Our cell phones have become a normal part of our lives. We use them to communicate with others, for daily tasks in life, and to check social media.
Cell phones are also commonly used in our professional lives, especially with apps such as Slack.
But do you struggle with employees on their phones?
There are times when an employee needs to use their phone for work purposes. But how do you know they're using their phone for the right reasons? When you start asking these questions, you know it's time to create a cell phone policy.
Here are 10 tips to follow when creating your cell phone policy.
1. Put It in Writing
To ensure your employees see your cell phone policy, put it in writing.
Include the contract in your employee handbook and you can even require your employees to sign the contract. This policy should include phone calls, texts, social media, and mobile internet use.
2. Emphasize What's Not Allowed
You want to mention which type of cell phone use is necessary for the job but also the cell phone use that's not allowed. Here are some examples:
- Long calls (except for meetings and other business-related calls)
- Cell phone use while driving a company vehicle
- Using the camera
- Using the voice recorder
- Viewing inappropriate content on your phone
Make it known these rules are important and the consequences are dire, such as termination. Update or change this list, depending on your company's requirements.
3. Address Employee Accountability
To ensure your employees know they aren't allowed on their phones, make it known that they're responsible for their cell phone use.
There are times when cell phone use is appropriate, such as to speak with a family member during an emergency.

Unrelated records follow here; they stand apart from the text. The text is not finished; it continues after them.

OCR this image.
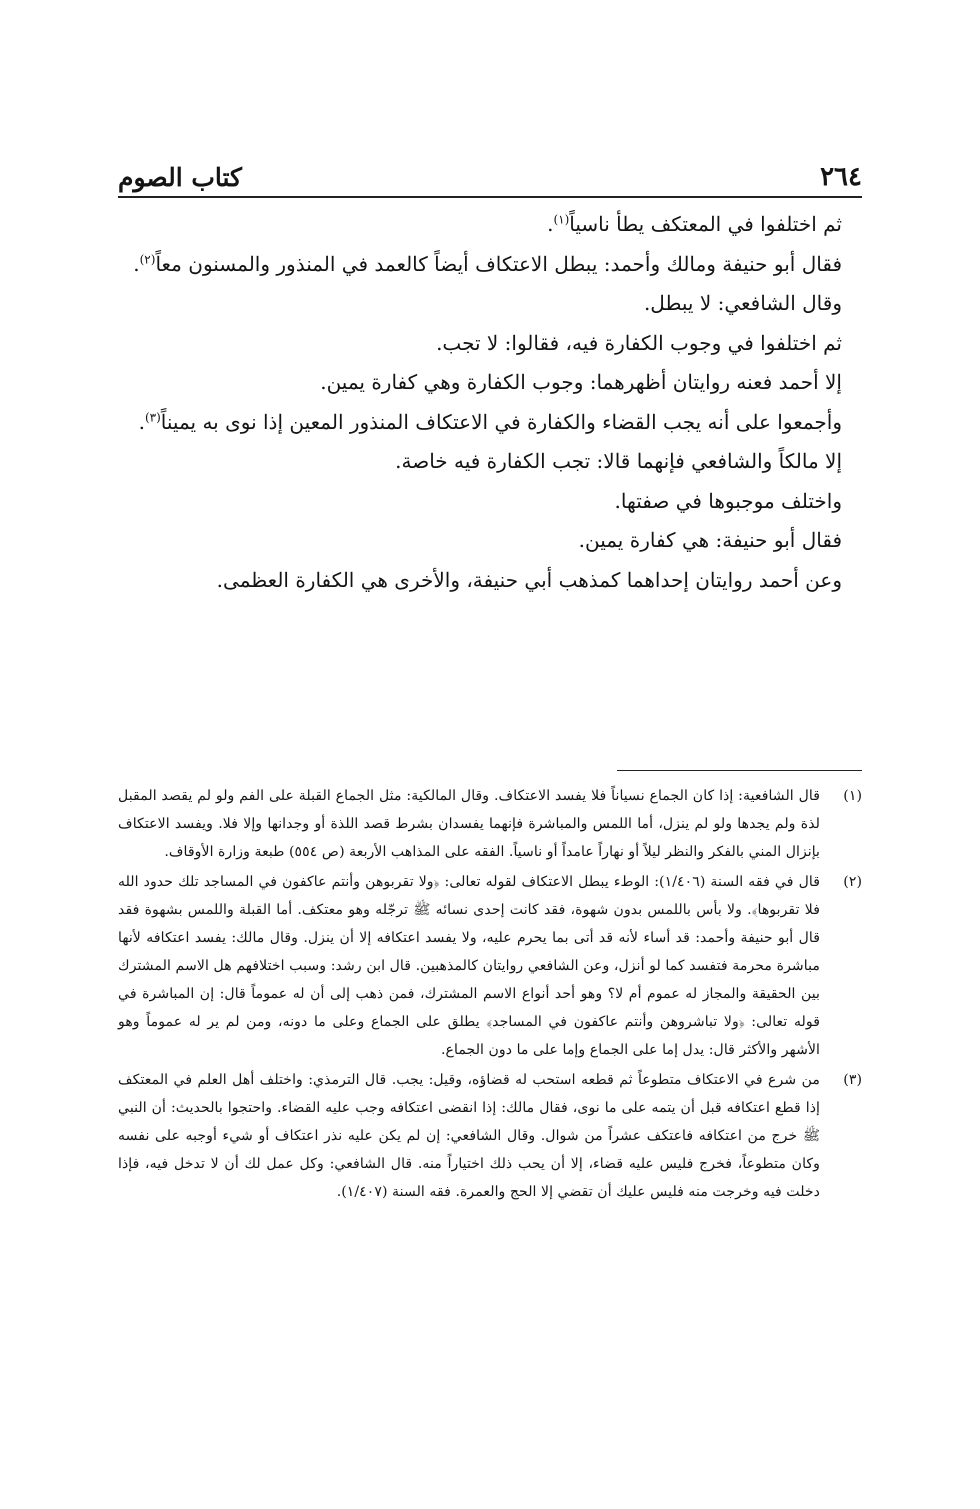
٢٦٤
كتاب الصوم

ثم اختلفوا في المعتكف يطأ ناسياً$^{(١)}$.

فقال أبو حنيفة ومالك وأحمد: يبطل الاعتكاف أيضاً كالعمد في المنذور والمسنون معاً$^{(٢)}$.

وقال الشافعي: لا يبطل.

ثم اختلفوا في وجوب الكفارة فيه، فقالوا: لا تجب.

إلا أحمد فعنه روايتان أظهرهما: وجوب الكفارة وهي كفارة يمين.

وأجمعوا على أنه يجب القضاء والكفارة في الاعتكاف المنذور المعين إذا نوى به يميناً$^{(٣)}$.

إلا مالكاً والشافعي فإنهما قالا: تجب الكفارة فيه خاصة.

واختلف موجبوها في صفتها.

فقال أبو حنيفة: هي كفارة يمين.

وعن أحمد روايتان إحداهما كمذهب أبي حنيفة، والأخرى هي الكفارة العظمى.

(١)

قال الشافعية: إذا كان الجماع نسياناً فلا يفسد الاعتكاف. وقال المالكية: مثل الجماع القبلة على الفم ولو لم يقصد المقبل لذة ولم يجدها ولو لم ينزل، أما اللمس والمباشرة فإنهما يفسدان بشرط قصد اللذة أو وجدانها وإلا فلا. ويفسد الاعتكاف بإنزال المني بالفكر والنظر ليلاً أو نهاراً عامداً أو ناسياً. الفقه على المذاهب الأربعة (ص ٥٥٤) طبعة وزارة الأوقاف.

(٢)

قال في فقه السنة (١/٤٠٦): الوطء يبطل الاعتكاف لقوله تعالى: ﴿ولا تقربوهن وأنتم عاكفون في المساجد تلك حدود الله فلا تقربوها﴾. ولا بأس باللمس بدون شهوة، فقد كانت إحدى نسائه ﷺ ترجّله وهو معتكف. أما القبلة واللمس بشهوة فقد قال أبو حنيفة وأحمد: قد أساء لأنه قد أتى بما يحرم عليه، ولا يفسد اعتكافه إلا أن ينزل. وقال مالك: يفسد اعتكافه لأنها مباشرة محرمة فتفسد كما لو أنزل، وعن الشافعي روايتان كالمذهبين. قال ابن رشد: وسبب اختلافهم هل الاسم المشترك بين الحقيقة والمجاز له عموم أم لا؟ وهو أحد أنواع الاسم المشترك، فمن ذهب إلى أن له عموماً قال: إن المباشرة في قوله تعالى: ﴿ولا تباشروهن وأنتم عاكفون في المساجد﴾ يطلق على الجماع وعلى ما دونه، ومن لم ير له عموماً وهو الأشهر والأكثر قال: يدل إما على الجماع وإما على ما دون الجماع.

(٣)

من شرع في الاعتكاف متطوعاً ثم قطعه استحب له قضاؤه، وقيل: يجب. قال الترمذي: واختلف أهل العلم في المعتكف إذا قطع اعتكافه قبل أن يتمه على ما نوى، فقال مالك: إذا انقضى اعتكافه وجب عليه القضاء. واحتجوا بالحديث: أن النبي ﷺ خرج من اعتكافه فاعتكف عشراً من شوال. وقال الشافعي: إن لم يكن عليه نذر اعتكاف أو شيء أوجبه على نفسه وكان متطوعاً، فخرج فليس عليه قضاء، إلا أن يحب ذلك اختياراً منه. قال الشافعي: وكل عمل لك أن لا تدخل فيه، فإذا دخلت فيه وخرجت منه فليس عليك أن تقضي إلا الحج والعمرة. فقه السنة (١/٤٠٧).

But if they're scrolling through social media or texting their best friend, this is irresponsible and the employee must be held accountable.
Why should an employee be held accountable? The employee won't be able to blame their cell phone use in an appropriate situation unless they can prove it.
4. Send the Policy Through Multiple Formats
The best course of action when distributing a cell phone policy is distributing it through multiple different platforms. Especially if your company takes cell phone use seriously.
Blast an email to all employees about the cell phone policy. Hang up the policy throughout the office. And immediately notify your employees when there's a change to the policy.
Don't forget to inform your new hires about the policy. This should be done right after they start working.
5. Keep Enforcing This Policy
Keep consistently enforcing your cell phone policy. It's easy to be strict at first but eventually be a little relaxed.
Don't let your employees get under your skin. If you posted the policy and still see an employee on their phone, act up. Use appropriate punishments for breaking the policy.
In addition, it's important to be fair. Don't let one employee get away with cell phone use but put pressure on another employee.
6. Indicate Which Devices to Use
It's probably acceptable for some employees to use their mobile devices. But which devices can they use? And should you put restrictions on certain devices?
This is a good way to monitor the office mobile use and ensure your employees aren't slacking off.
For example, maybe checking social media is an integral part of the job. Only allow social media use on the laptop. You can easily see their screen and you won't mistake their duties for texting or personal social media use.
7. Establish Anti-Harassment Rules
Employee safety is your number one priority. But with mobile phones, your employees can be unsafe at any time. An employee can receive harassing, offensive, and unsettling messages from another employee.
Make sure your anti-harassment policy includes cell phone use. State sending harassing or offensive messages to other employees is forbidden and can result in termination. These messages are prohibited whether at work or off of work.
Hopefully, this is a common sense rule. But you should still enforce it -- some people just can't control themselves and you never know what your employees are saying to others with the privacy of their phones.
8. Keep Cybersecurity in Mind
Employee security isn't reduced to harassment. Security measures should be taken when performing daily work functions -- even on the employee's personal device.
If your employee downloads malware to their computer, this can disrupt their duties. Especially when they need their laptop for work while traveling or work remotely.
Other hackers can target your company and will first attack your or your employees' personal devices. Train your employees to identify and prevent hacking, on their personal and professional devices.
9. Identify Any Current Issues
There's probably a reason why you're creating a cell phone policy -- you probably need one. When drafting your policy, list current cell phone issues the office is facing.
Don't try and attack anyone in particular. Word this in a way such as: "employees are spending lots of time on the phone" or "there's an abundance of non-work related Slack chats."
10. Identify Positive Mobile Device Use
There's probably a time when mobile device use is allowed, especially for your marketing and IT teams. Relax your policies for this kind of use. Identify the daily mobile tasks required of your employees.
Identify who your employees can contact, how they can contact certain people, and when this is acceptable.
This will help separate inappropriate mobile use from appropriate mobile use.
Time to Create a Cell Phone Policy
Cell phones are an integral part of our lives. There's a time when your employees will need to use their cell phones at work and a time when cell phone use isn't allowed. A detailed cell phone policy will help disclose the difference.
In your cell phone policy, identify daily mobile functions, which devices they can use, and any inappropriate cell phone use.